For the first time, an African organization has won the Gates Award for Global Health. The one million dollar prize is presented each year by the Bill and Melinda Gates Foundation.

The recipient of the 2005 Gates Award is the Nairobi-based African Medical and Research Foundation, or AMREF. Dr. Michael Smalley, AMFREF’s Director-General, accepted the award in Washington, DC.

"We’re absolutely thrilled. We’re thrilled as we are the first African organization to receive the award, and particularly so in the Year of Africa. It’s appropriate that an Africa organization should be recognized in the year that the world is focusing on Africa. So, we’re pleased about that and, of course, we’re pleased for all of the communities across the continent with whom we work," he says.

In its early days, AMREF was perhaps best known for its “Flying Doctors” service. Dr. Smalley says the organization has grown a great deal since then.

"We’re almost 50 years old. And when we started the Flying Doctors really was a hundred percent of AMREF. Now, it’s 15 percent or so of the organization. So, we continue to provide surgical services to remote hospitals, over a hundred of them across the east Africa region, but the majority of our work is working with communities," he says.

Dr. Miriam Were, chairperson of the African Medical and Research Foundation, says the organization’s work in communities is viewed as a partnership.

She says, "The challenge of working with the communities is of course listening to the people, because the tendency is to go out there and tell people what to do. And because people are poor and people are in need, they will tend to listen to you and so on, but they don’t necessarily internalize what people say. The importance of working with communities is that you will discuss with them in a mutually respectful approach to finding out what the concerns of the people are and how they would like them to be addressed."

Dr. Were says women are the most active members of the community-based programs.

"Many times the men are working outside the community. They have gone for jobs so they are outside. And secondly, because a lot of the issues that hurt us so much in Africa are issues of children and women. And so long as there are issues of children there are mostly women who carry that burden," she says.

AMREF runs a broad range of health projects in eastern and southern Africa, with HIV/AIDS, malaria and reproductive health among their main concerns.

Dr.
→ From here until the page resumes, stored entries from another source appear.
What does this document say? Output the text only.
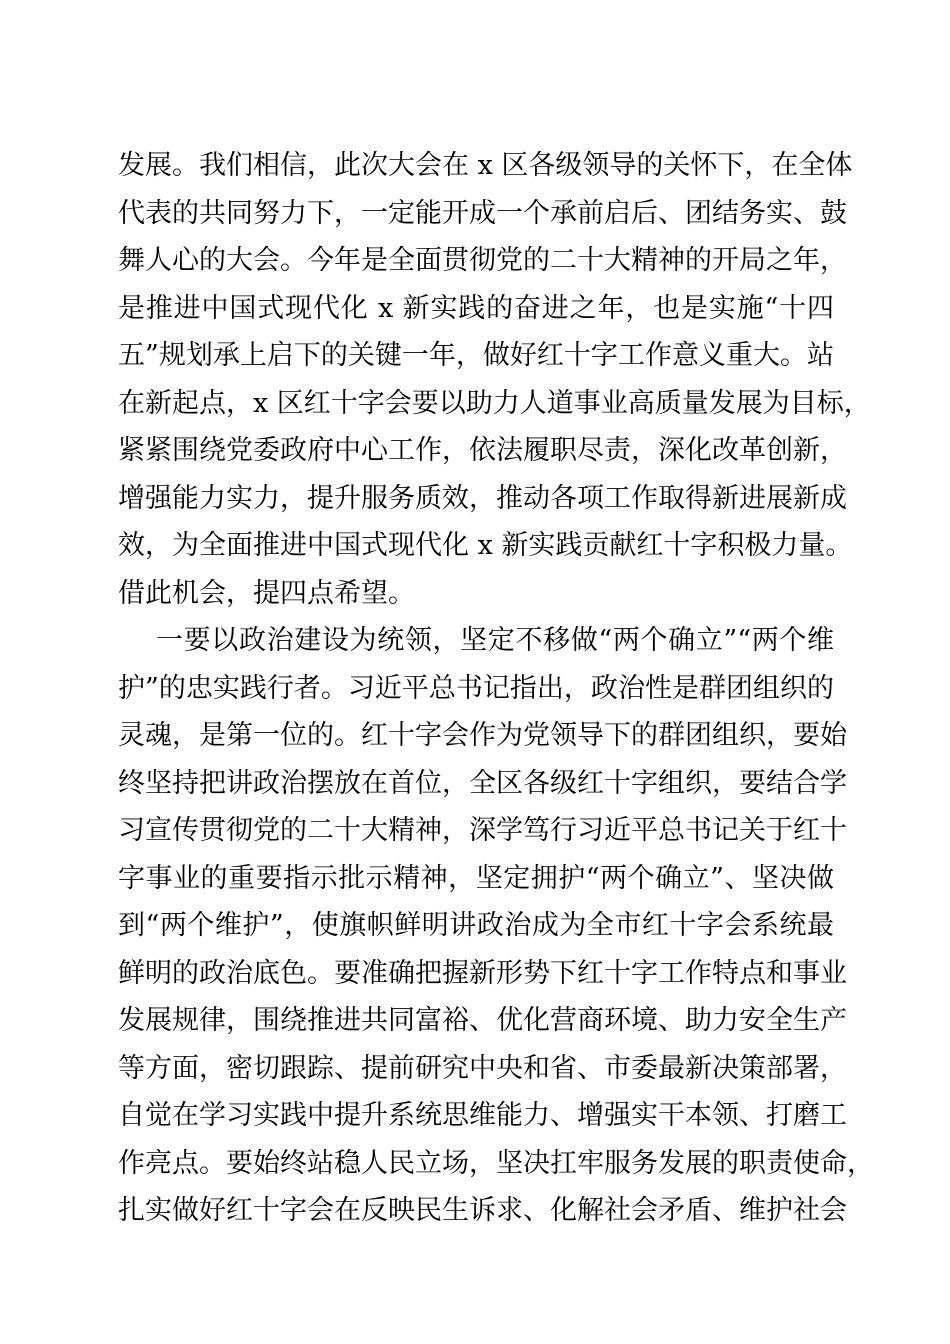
发展。我们相信，此次大会在 x 区各级领导的关怀下，在全体
代表的共同努力下，一定能开成一个承前启后、团结务实、鼓
舞人心的大会。今年是全面贯彻党的二十大精神的开局之年，
是推进中国式现代化 x 新实践的奋进之年，也是实施“十四
五”规划承上启下的关键一年，做好红十字工作意义重大。站
在新起点，x 区红十字会要以助力人道事业高质量发展为目标，
紧紧围绕党委政府中心工作，依法履职尽责，深化改革创新，
增强能力实力，提升服务质效，推动各项工作取得新进展新成
效，为全面推进中国式现代化 x 新实践贡献红十字积极力量。
借此机会，提四点希望。
一要以政治建设为统领，坚定不移做“两个确立”“两个维
护”的忠实践行者。习近平总书记指出，政治性是群团组织的
灵魂，是第一位的。红十字会作为党领导下的群团组织，要始
终坚持把讲政治摆放在首位，全区各级红十字组织，要结合学
习宣传贯彻党的二十大精神，深学笃行习近平总书记关于红十
字事业的重要指示批示精神，坚定拥护“两个确立”、坚决做
到“两个维护”，使旗帜鲜明讲政治成为全市红十字会系统最
鲜明的政治底色。要准确把握新形势下红十字工作特点和事业
发展规律，围绕推进共同富裕、优化营商环境、助力安全生产
等方面，密切跟踪、提前研究中央和省、市委最新决策部署，
自觉在学习实践中提升系统思维能力、增强实干本领、打磨工
作亮点。要始终站稳人民立场，坚决扛牢服务发展的职责使命，
扎实做好红十字会在反映民生诉求、化解社会矛盾、维护社会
Smalley says the one million dollars from the Gates Award for Global Health will be put to good use.

"One of the reasons why we are so excited about receiving this award is because the money itself is going to give us an opportunity to understand why so many communities do not receive the health care that they need. There are policy issues, there are practice issues. It will enable us to understand those issues and then find solutions," he says."

Bill and Melinda Gates established the award five years ago, saying they wanted to “draw attention to heroes and success stories in the global health field.”